Requested Ablation Studies:

Reviewers requested additional ablation studies. We include them here.

3a. Mamba Initialization:

Default random initialization versus Linear Projection from Attention. (Trained using the same recipe).

Model	MMLU	ARC-C	TruthfulQA	HellaSwag	MT-Bench	AlpacaEval LC win against GPT-4
Hybrid Mamba (50%) w/o Attention init	26.21	25.26	34.01	27.91	1.04	0.02
Hybrid Mamba (50%)	47.98	49.15	46.67	75.07	6.69	14.11

These results confirm that the initialization from attention weights is critical.

3b. Necessity of Mamba layers:

Mamba blocks versus only keeping subset of attention. (Same training procedure)

Model	MMLU	ARC-C	TruthfulQA	HellaSwag	MT-Bench	AlpacaEval LC win against GPT-4
50% Attention w/o Mamba Block	24.46	21.93	32.39	27.91	1.01	0
50% Attention w Mamba Block	47.98	49.15	46.67	75.07	6.69	14.11

These results confirm that adding Mamba layers is critical and the performance is not just compensated by the remaining attention layers.

Optimized speculative decoding implementation for Mamba.
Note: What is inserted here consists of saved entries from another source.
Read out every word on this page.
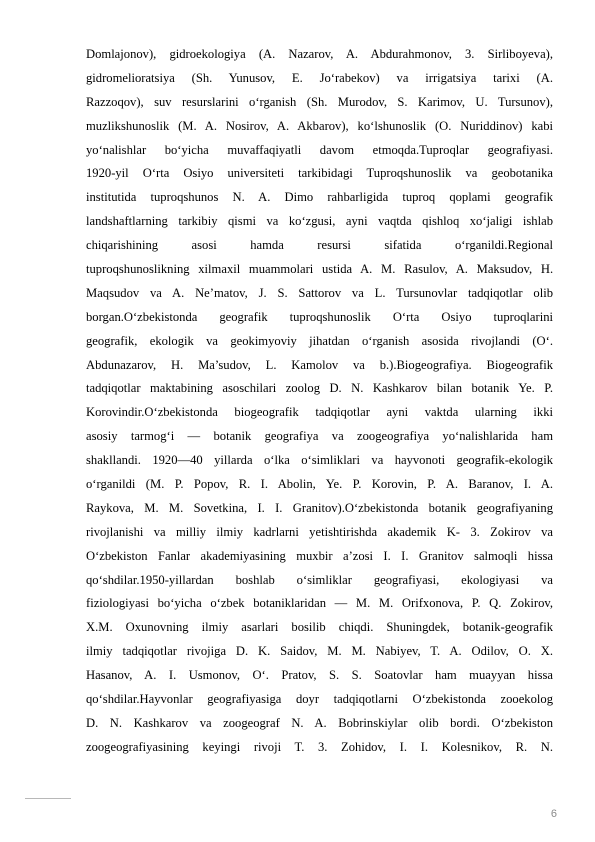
Domlajonov), gidroekologiya (A. Nazarov, A. Abdurahmonov, 3. Sirliboyeva),
gidromelioratsiya (Sh. Yunusov, E. Jo‘rabekov) va irrigatsiya tarixi (A.
Razzoqov), suv resurslarini o‘rganish (Sh. Murodov, S. Karimov, U. Tursunov),
muzlikshunoslik (M. A. Nosirov, A. Akbarov), ko‘lshunoslik (O. Nuriddinov) kabi
yo‘nalishlar bo‘yicha muvaffaqiyatli davom etmoqda.Tuproqlar geografiyasi.
1920-yil O‘rta Osiyo universiteti tarkibidagi Tuproqshunoslik va geobotanika
institutida tuproqshunos N. A. Dimo rahbarligida tuproq qoplami geografik
landshaftlarning tarkibiy qismi va ko‘zgusi, ayni vaqtda qishloq xo‘jaligi ishlab
chiqarishining asosi hamda resursi sifatida o‘rganildi.Regional
tuproqshunoslikning xilmaxil muammolari ustida A. M. Rasulov, A. Maksudov, H.
Maqsudov va A. Ne’matov, J. S. Sattorov va L. Tursunovlar tadqiqotlar olib
borgan.O‘zbekistonda geografik tuproqshunoslik O‘rta Osiyo tuproqlarini
geografik, ekologik va geokimyoviy jihatdan o‘rganish asosida rivojlandi (O‘.
Abdunazarov, H. Ma’sudov, L. Kamolov va b.).Biogeografiya. Biogeografik
tadqiqotlar maktabining asoschilari zoolog D. N. Kashkarov bilan botanik Ye. P.
Korovindir.O‘zbekistonda biogeografik tadqiqotlar ayni vaktda ularning ikki
asosiy tarmog‘i — botanik geografiya va zoogeografiya yo‘nalishlarida ham
shakllandi. 1920—40 yillarda o‘lka o‘simliklari va hayvonoti geografik-ekologik
o‘rganildi (M. P. Popov, R. I. Abolin, Ye. P. Korovin, P. A. Baranov, I. A.
Raykova, M. M. Sovetkina, I. I. Granitov).O‘zbekistonda botanik geografiyaning
rivojlanishi va milliy ilmiy kadrlarni yetishtirishda akademik K- 3. Zokirov va
O‘zbekiston Fanlar akademiyasining muxbir a’zosi I. I. Granitov salmoqli hissa
qo‘shdilar.1950-yillardan boshlab o‘simliklar geografiyasi, ekologiyasi va
fiziologiyasi bo‘yicha o‘zbek botaniklaridan — M. M. Orifxonova, P. Q. Zokirov,
X.M. Oxunovning ilmiy asarlari bosilib chiqdi. Shuningdek, botanik-geografik
ilmiy tadqiqotlar rivojiga D. K. Saidov, M. M. Nabiyev, T. A. Odilov, O. X.
Hasanov, A. I. Usmonov, O‘. Pratov, S. S. Soatovlar ham muayyan hissa
qo‘shdilar.Hayvonlar geografiyasiga doyr tadqiqotlarni O‘zbekistonda zooekolog
D. N. Kashkarov va zoogeograf N. A. Bobrinskiylar olib bordi. O‘zbekiston
zoogeografiyasining keyingi rivoji T. 3. Zohidov, I. I. Kolesnikov, R. N.
6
This is achieved by fusing the kernels that perform the recomputation of previous states from the cache, with the kernels that perform the decoding of the next sequence of draft tokens. This is done both for the convolutional part and for the SSM part of the Mamba block. Additionally, we now include results for Mamba 7B, for which we train a Llama-3, 4-layer, 1B parameters speculator.

Table 1: Speedup on Mamba 7B

k Value	# Gen tokens	Speedup
k=3	3.19	2.1x
k=4	3.56	2.1x

Table 2: Speedup on Mamba 2.8B (Optimized vs. Old Results)
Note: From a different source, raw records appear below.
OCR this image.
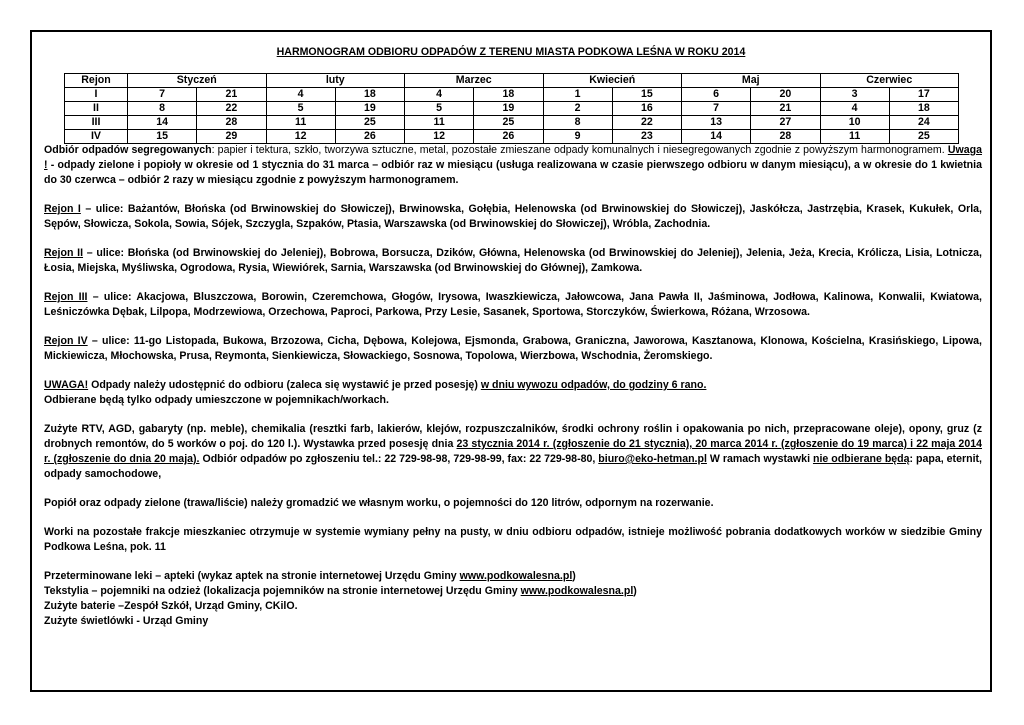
HARMONOGRAM ODBIORU ODPADÓW Z TERENU MIASTA PODKOWA LEŚNA W ROKU 2014
Rejon	Styczeń		luty		Marzec		Kwiecień		Maj		Czerwiec	
I	7	21	4	18	4	18	1	15	6	20	3	17
II	8	22	5	19	5	19	2	16	7	21	4	18
III	14	28	11	25	11	25	8	22	13	27	10	24
IV	15	29	12	26	12	26	9	23	14	28	11	25

Odbiór odpadów segregowanych: papier i tektura, szkło, tworzywa sztuczne, metal, pozostałe zmieszane odpady komunalnych i niesegregowanych zgodnie z powyższym harmonogramem. Uwaga ! - odpady zielone i popioły w okresie od 1 stycznia do 31 marca – odbiór raz w miesiącu (usługa realizowana w czasie pierwszego odbioru w danym miesiącu), a w okresie do 1 kwietnia do 30 czerwca – odbiór 2 razy w miesiącu zgodnie z powyższym harmonogramem.

Rejon I – ulice: Bażantów, Błońska (od Brwinowskiej do Słowiczej), Brwinowska, Gołębia, Helenowska (od Brwinowskiej do Słowiczej), Jaskółcza, Jastrzębia, Krasek, Kukułek, Orla, Sępów, Słowicza, Sokola, Sowia, Sójek, Szczygla, Szpaków, Ptasia, Warszawska (od Brwinowskiej do Słowiczej), Wróbla, Zachodnia.

Rejon II – ulice: Błońska (od Brwinowskiej do Jeleniej), Bobrowa, Borsucza, Dzików, Główna, Helenowska (od Brwinowskiej do Jeleniej), Jelenia, Jeża, Krecia, Królicza, Lisia, Lotnicza, Łosia, Miejska, Myśliwska, Ogrodowa, Rysia, Wiewiórek, Sarnia, Warszawska (od Brwinowskiej do Głównej), Zamkowa.

Rejon III – ulice: Akacjowa, Bluszczowa, Borowin, Czeremchowa, Głogów, Irysowa, Iwaszkiewicza, Jałowcowa, Jana Pawła II, Jaśminowa, Jodłowa, Kalinowa, Konwalii, Kwiatowa, Leśniczówka Dębak, Lilpopa, Modrzewiowa, Orzechowa, Paproci, Parkowa, Przy Lesie, Sasanek, Sportowa, Storczyków, Świerkowa, Różana, Wrzosowa.

Rejon IV – ulice: 11-go Listopada, Bukowa, Brzozowa, Cicha, Dębowa, Kolejowa, Ejsmonda, Grabowa, Graniczna, Jaworowa, Kasztanowa, Klonowa, Kościelna, Krasińskiego, Lipowa, Mickiewicza, Młochowska, Prusa, Reymonta, Sienkiewicza, Słowackiego, Sosnowa, Topolowa, Wierzbowa, Wschodnia, Żeromskiego.

UWAGA! Odpady należy udostępnić do odbioru (zaleca się wystawić je przed posesję) w dniu wywozu odpadów, do godziny 6 rano.

Odbierane będą tylko odpady umieszczone w pojemnikach/workach.

Zużyte RTV, AGD, gabaryty (np. meble), chemikalia (resztki farb, lakierów, klejów, rozpuszczalników, środki ochrony roślin i opakowania po nich, przepracowane oleje), opony, gruz (z drobnych remontów, do 5 worków o poj. do 120 l.). Wystawka przed posesję dnia 23 stycznia 2014 r. (zgłoszenie do 21 stycznia), 20 marca 2014 r. (zgłoszenie do 19 marca) i 22 maja 2014 r. (zgłoszenie do dnia 20 maja). Odbiór odpadów po zgłoszeniu tel.: 22 729-98-98, 729-98-99, fax: 22 729-98-80, biuro@eko-hetman.pl W ramach wystawki nie odbierane będą: papa, eternit, odpady samochodowe,

Popiół oraz odpady zielone (trawa/liście) należy gromadzić we własnym worku, o pojemności do 120 litrów, odpornym na rozerwanie.

Worki na pozostałe frakcje mieszkaniec otrzymuje w systemie wymiany pełny na pusty, w dniu odbioru odpadów, istnieje możliwość pobrania dodatkowych worków w siedzibie Gminy Podkowa Leśna, pok. 11

Przeterminowane leki – apteki (wykaz aptek na stronie internetowej Urzędu Gminy www.podkowalesna.pl)

Tekstylia – pojemniki na odzież (lokalizacja pojemników na stronie internetowej Urzędu Gminy www.podkowalesna.pl)

Zużyte baterie –Zespół Szkół, Urząd Gminy, CKilO.

Zużyte świetlówki - Urząd Gminy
k Value	Speedup (Optimized)	Speedup (Old)
k=3	2.3x	1.49x
k=4	2.6x	1.56x

最终决定Accept (poster)

2024-09-25

Reviewers all agreed that the initial version of the paper had inadequate experimentation, and some found the exposition inadequate. It is clear from the revised version however that these deficiencies have been largely corrected, and although the reviewer scores remain numerically low, the revised paper will be a valuable contribution to the conference.